Major flexible space operators have more than doubled in the Asia Pacific from 2014 to 2017 and the region's flexible space stock grew by a compound rate of 35 percent amid rising demand, global property adviser JLL said in a latest report.
Since 2015, flexible space has been evolving rapidly in China whose net take-up of such space in Grade A buildings surged from 50,000 square meters in 2016 to an estimated 350,000 square meters so far this year in first-tier cities, with its percentage against the total office space take-up rising from 1.8 percent to 9.7 percent.

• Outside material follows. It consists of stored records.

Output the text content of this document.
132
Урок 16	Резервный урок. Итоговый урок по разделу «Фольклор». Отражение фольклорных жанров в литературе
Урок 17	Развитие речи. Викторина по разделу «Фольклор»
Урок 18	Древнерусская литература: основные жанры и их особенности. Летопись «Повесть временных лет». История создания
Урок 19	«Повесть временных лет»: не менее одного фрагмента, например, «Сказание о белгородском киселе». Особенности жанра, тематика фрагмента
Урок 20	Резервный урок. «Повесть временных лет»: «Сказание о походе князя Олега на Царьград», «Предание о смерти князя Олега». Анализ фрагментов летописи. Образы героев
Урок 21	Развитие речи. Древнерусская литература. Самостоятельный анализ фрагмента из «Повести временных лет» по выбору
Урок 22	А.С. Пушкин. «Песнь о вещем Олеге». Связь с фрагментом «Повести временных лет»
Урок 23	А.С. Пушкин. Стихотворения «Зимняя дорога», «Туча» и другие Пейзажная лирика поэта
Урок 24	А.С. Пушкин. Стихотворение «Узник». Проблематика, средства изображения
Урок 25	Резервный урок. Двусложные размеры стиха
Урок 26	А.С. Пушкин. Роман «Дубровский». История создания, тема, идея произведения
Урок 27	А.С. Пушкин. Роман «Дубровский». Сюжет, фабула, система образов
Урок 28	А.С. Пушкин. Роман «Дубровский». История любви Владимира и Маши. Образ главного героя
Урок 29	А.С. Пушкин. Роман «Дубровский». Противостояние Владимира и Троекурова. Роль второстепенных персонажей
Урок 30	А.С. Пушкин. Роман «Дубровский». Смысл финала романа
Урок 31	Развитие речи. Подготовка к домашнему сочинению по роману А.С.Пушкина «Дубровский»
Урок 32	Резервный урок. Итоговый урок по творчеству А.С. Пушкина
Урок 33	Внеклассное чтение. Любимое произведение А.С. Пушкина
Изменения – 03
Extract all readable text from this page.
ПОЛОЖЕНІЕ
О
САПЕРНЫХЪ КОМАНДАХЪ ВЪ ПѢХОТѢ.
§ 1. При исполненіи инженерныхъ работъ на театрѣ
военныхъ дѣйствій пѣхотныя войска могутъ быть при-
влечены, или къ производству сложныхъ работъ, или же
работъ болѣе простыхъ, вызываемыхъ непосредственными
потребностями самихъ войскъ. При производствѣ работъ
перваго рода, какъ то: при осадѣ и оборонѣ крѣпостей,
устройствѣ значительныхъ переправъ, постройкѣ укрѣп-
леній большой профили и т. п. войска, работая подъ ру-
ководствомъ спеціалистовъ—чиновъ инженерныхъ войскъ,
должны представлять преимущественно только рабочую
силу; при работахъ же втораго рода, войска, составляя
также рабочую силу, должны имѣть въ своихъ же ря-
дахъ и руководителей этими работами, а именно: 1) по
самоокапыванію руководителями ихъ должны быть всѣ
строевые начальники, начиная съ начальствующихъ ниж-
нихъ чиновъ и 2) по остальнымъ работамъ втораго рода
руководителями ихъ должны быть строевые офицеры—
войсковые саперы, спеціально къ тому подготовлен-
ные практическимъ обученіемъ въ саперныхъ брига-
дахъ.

Net take-up in second-tier cities surged above 10 times from 25,000 square meters in 2016 to an estimated 290,000 square meters so far this year, with its percentage against the total office space take-up rising from 1.6 percent to 8.4 percent, JLL's data showed.

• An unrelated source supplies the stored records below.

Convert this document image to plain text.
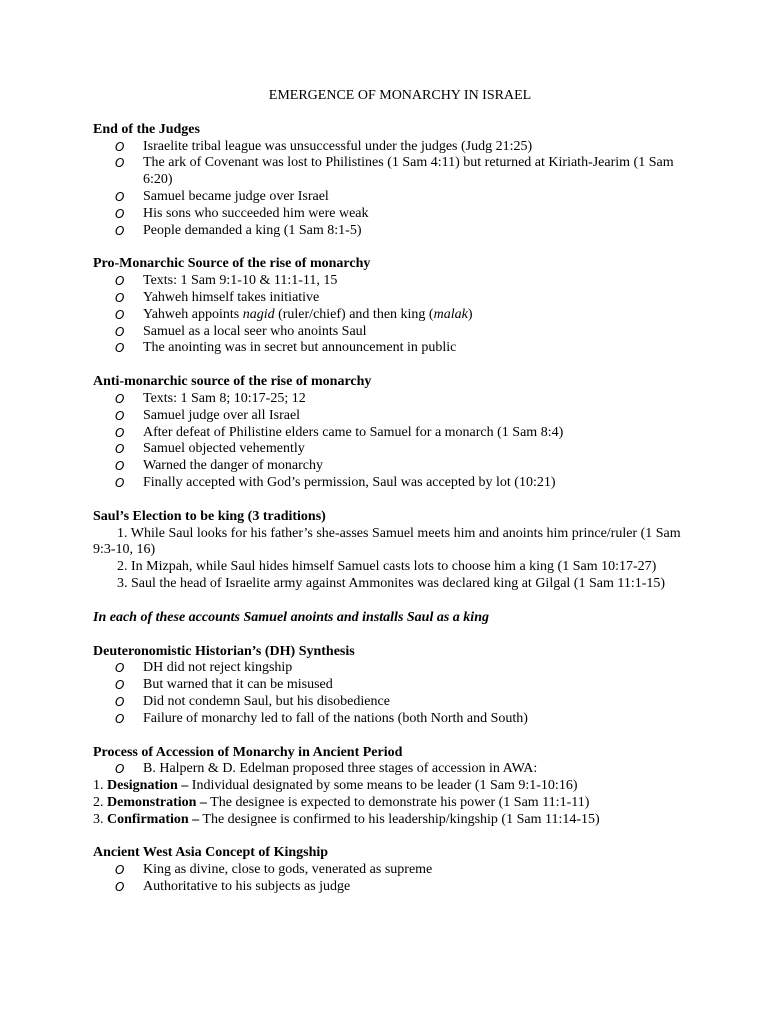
EMERGENCE OF MONARCHY IN ISRAEL
End of the Judges
O Israelite tribal league was unsuccessful under the judges (Judg 21:25)
O The ark of Covenant was lost to Philistines (1 Sam 4:11) but returned at Kiriath-Jearim (1 Sam 6:20)
O Samuel became judge over Israel
O His sons who succeeded him were weak
O People demanded a king (1 Sam 8:1-5)
Pro-Monarchic Source of the rise of monarchy
O Texts: 1 Sam 9:1-10 & 11:1-11, 15
O Yahweh himself takes initiative
O Yahweh appoints nagid (ruler/chief) and then king (malak)
O Samuel as a local seer who anoints Saul
O The anointing was in secret but announcement in public
Anti-monarchic source of the rise of monarchy
O Texts: 1 Sam 8; 10:17-25; 12
O Samuel judge over all Israel
O After defeat of Philistine elders came to Samuel for a monarch (1 Sam 8:4)
O Samuel objected vehemently
O Warned the danger of monarchy
O Finally accepted with God’s permission, Saul was accepted by lot (10:21)
Saul’s Election to be king (3 traditions)
1. While Saul looks for his father’s she-asses Samuel meets him and anoints him prince/ruler (1 Sam 9:3-10, 16)
2. In Mizpah, while Saul hides himself Samuel casts lots to choose him a king (1 Sam 10:17-27)
3. Saul the head of Israelite army against Ammonites was declared king at Gilgal (1 Sam 11:1-15)
In each of these accounts Samuel anoints and installs Saul as a king
Deuteronomistic Historian’s (DH) Synthesis
O DH did not reject kingship
O But warned that it can be misused
O Did not condemn Saul, but his disobedience
O Failure of monarchy led to fall of the nations (both North and South)
Process of Accession of Monarchy in Ancient Period
O B. Halpern & D. Edelman proposed three stages of accession in AWA:
1. Designation – Individual designated by some means to be leader (1 Sam 9:1-10:16)
2. Demonstration – The designee is expected to demonstrate his power (1 Sam 11:1-11)
3. Confirmation – The designee is confirmed to his leadership/kingship (1 Sam 11:14-15)
Ancient West Asia Concept of Kingship
O King as divine, close to gods, venerated as supreme
O Authoritative to his subjects as judge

"By 2030, flexible work space could comprise 30 percent of corporate commercial property portfolios worldwide, while this figure is still around 5 percent now," said Jex Ng, head of markets of China and managing director of South China at JLL.
"In China, a number of factors will continue to boost the adoption of internal and external flexible space by companies which are looking to improve space efficiency, meet business growth needs, foster collaboration among employees and boost innovation through new ways of working."
In response to the rising demand for flexible space, landlords and developers have leased space to co-working operators, cooperated with operators, or created their own flexible space offerings to meet corporate tenants' changing needs, the report said.
By 2020, nearly 30 percent of Grade A buildings in China's first and second-tier cities will comprise flexible space, JLL predicted.